The insight on the software being used by the NSA comes amid the agency spokesperson Judith Emmel’s claims that the NSA cannot at the moment determine how many Americans may be accidentally included in its surveillance.
“Current technology simply does not permit us to positively
identify all of the persons or locations associated with a given
communication,” Emmel said Saturday adding that “it is
harder to know the ultimate source or destination, or more
particularly the identity of the person represented by the TO:,
FROM: or CC: field of an e-mail address or the abstraction of an
NSA data sources
Another slide from the internal NSA presentation redacted by the
Guardian editors details the data gathering methods used in the
NSA global surveillance program.
The first method suggests interception of data from “fiber cables and infrastructure as data flows past” under the FISA Amendments Act (FAA) of 2008, Section 702.
The second distinguished method is data collection “directly from the servers of the US service providers.”
The presentation encourages analysts to use both methods for better results.
Google, Facebook negotiated ‘secure portals’ to share data with NSA?
Meanwhile, a report by the New York Times revealed that Internet giants, including Google and Facebook, have been in negotiations with the US security agency over ‘digital rooms’ for sharing the requested data.

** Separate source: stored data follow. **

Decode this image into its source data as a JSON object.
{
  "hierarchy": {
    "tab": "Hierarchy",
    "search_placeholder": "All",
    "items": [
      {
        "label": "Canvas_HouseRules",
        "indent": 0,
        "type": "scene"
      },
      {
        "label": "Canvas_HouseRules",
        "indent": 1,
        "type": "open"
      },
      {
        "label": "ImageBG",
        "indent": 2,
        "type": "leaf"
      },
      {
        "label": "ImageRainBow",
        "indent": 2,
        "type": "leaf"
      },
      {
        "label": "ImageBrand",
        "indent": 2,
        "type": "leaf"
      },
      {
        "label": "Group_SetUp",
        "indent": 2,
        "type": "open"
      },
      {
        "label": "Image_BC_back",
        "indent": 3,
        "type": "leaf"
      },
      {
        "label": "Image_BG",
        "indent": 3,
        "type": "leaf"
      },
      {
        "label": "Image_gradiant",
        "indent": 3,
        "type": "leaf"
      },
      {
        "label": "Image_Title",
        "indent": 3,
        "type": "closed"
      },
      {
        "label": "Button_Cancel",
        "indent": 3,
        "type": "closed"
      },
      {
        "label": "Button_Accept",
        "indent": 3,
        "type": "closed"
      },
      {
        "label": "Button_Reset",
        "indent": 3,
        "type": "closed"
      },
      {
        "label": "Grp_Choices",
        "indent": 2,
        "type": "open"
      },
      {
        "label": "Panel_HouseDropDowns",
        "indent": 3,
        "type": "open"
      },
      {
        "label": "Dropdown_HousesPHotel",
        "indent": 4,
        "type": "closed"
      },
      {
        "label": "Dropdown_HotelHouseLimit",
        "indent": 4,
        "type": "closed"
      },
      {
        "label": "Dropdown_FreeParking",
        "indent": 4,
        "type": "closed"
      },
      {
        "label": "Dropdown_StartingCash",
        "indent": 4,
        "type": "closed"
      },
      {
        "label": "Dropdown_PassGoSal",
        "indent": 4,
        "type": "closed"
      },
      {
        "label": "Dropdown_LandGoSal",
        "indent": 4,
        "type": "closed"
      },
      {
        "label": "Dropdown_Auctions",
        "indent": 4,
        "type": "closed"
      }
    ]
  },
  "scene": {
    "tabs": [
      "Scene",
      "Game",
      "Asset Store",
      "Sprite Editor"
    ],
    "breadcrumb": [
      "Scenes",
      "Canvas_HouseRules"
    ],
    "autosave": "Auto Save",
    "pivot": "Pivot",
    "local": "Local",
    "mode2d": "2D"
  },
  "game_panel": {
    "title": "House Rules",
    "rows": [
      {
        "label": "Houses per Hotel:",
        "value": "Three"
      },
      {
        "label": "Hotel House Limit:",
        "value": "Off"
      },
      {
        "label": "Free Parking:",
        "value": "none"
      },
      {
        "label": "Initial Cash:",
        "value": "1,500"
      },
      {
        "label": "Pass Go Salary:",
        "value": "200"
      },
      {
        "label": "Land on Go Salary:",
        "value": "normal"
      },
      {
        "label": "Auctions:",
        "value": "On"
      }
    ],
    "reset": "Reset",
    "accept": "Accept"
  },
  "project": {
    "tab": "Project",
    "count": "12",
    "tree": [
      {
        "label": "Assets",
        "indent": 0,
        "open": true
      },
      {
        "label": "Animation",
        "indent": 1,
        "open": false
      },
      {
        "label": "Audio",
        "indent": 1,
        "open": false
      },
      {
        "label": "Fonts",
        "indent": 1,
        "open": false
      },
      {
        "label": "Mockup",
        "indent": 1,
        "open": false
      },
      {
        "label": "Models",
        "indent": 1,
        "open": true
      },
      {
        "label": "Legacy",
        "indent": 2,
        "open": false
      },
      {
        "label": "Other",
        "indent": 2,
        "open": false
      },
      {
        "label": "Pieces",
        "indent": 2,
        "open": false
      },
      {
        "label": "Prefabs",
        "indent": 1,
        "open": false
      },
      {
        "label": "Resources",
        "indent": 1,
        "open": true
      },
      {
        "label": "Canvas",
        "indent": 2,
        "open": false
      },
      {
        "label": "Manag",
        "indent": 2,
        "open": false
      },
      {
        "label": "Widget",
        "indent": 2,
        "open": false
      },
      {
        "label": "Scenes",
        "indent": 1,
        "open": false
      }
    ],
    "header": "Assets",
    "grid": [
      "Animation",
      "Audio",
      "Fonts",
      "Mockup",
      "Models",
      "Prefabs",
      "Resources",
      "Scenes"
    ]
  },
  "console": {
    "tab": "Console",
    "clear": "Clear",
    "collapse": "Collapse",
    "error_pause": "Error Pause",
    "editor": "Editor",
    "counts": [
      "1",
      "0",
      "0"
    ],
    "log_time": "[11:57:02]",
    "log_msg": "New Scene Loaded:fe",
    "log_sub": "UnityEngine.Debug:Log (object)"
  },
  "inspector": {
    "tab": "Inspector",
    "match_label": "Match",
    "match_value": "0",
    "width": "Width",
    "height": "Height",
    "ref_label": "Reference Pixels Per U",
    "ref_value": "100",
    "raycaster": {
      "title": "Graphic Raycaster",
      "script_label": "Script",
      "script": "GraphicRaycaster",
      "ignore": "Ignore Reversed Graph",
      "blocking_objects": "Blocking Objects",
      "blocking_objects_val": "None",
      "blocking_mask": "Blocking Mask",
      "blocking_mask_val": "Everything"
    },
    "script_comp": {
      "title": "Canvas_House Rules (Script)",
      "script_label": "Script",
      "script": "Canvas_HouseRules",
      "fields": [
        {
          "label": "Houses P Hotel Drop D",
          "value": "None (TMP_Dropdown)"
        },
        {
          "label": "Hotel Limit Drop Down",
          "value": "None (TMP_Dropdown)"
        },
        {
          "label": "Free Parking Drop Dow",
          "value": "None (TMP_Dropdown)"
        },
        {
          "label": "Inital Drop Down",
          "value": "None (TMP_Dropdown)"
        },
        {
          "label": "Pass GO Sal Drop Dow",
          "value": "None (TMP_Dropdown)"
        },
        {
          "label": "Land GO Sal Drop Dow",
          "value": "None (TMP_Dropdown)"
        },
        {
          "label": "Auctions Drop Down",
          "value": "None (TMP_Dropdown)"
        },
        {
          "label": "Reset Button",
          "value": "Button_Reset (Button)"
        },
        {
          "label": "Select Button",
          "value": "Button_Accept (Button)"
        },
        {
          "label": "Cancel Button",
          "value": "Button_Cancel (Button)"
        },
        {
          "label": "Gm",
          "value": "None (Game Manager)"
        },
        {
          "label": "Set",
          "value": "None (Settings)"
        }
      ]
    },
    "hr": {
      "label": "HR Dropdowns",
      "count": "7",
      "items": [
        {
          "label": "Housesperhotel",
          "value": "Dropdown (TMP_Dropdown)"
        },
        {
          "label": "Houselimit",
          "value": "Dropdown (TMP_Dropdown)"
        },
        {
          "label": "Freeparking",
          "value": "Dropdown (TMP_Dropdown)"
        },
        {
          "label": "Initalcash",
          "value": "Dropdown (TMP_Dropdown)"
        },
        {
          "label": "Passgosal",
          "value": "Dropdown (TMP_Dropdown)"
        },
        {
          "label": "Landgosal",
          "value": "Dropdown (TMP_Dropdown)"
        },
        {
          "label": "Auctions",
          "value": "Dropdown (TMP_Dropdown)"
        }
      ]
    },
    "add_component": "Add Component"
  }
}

The companies still insist there is no “back door” for a direct access to user data on their servers.
The Internet companies seem more compliant with the spy agencies than they want to appear to their users, and are cooperating on “behind-the-scenes transactions” of the private information, according to a report that cites anonymous sources “briefed on the negotiations.”
According to the report, Google, Microsoft, Yahoo, Facebook, AOL, Apple and Paltalk have “opened discussions with national security officials about developing technical methods to more efficiently and securely share the personal data of foreign users in response to lawful government requests,” sometimes “changing” their computer systems for this purpose.
These methods included a creation of “separate, secure portals” online, through which the government would conveniently request and acquire data from the companies.
Twitter was the only major Internet company mentioned in the report that allegedly declined to facilitate the data transfer to the NSA in a described way. As opposed to a legitimate FISA request, such a move was considered as not “a legal requirement” by Twitter.
The sources claim the negotiations have been actively going in the recent months, referring to a Silicon Valley visit of the chairman of the Joint Chiefs of Staff Martin E. Dempsey. Dempsey is said to have met the executives of Facebook, Microsoft, Google and Intel to secretly discuss their collaboration on the government’s “intelligence-gathering efforts.”
NSA pressured to declassify more PRISM details
In response to the fury over US government’s counterterrorism techniques, Director of National Intelligence James Clapper for the second time in three days revealed some details of the PRISM data-scouring program.
Being one of the “most important tools for the protection of the nation's security” the PRISM is an internal government computer system for collecting “foreign intelligence information from electronic communication service providers under court supervision,” Clapper said.
He also said that PRISM seeks foreign intelligence information concerning foreign targets located outside the US and cannot intentionally target any US citizen or any person known to be in the US. As for “incidentally intercepted” information about a US resident, the dissemination of such data is prohibited unless it is “evidence of a crime”, “indicates” a serious threat, or is needed to “understand foreign intelligence or assess its importance.”
Clapper also stressed that the agency operates with a court authority and that it does not unilaterally obtain information from the servers of US telecoms and Internet giants without their knowledge and a FISA Court judge approval.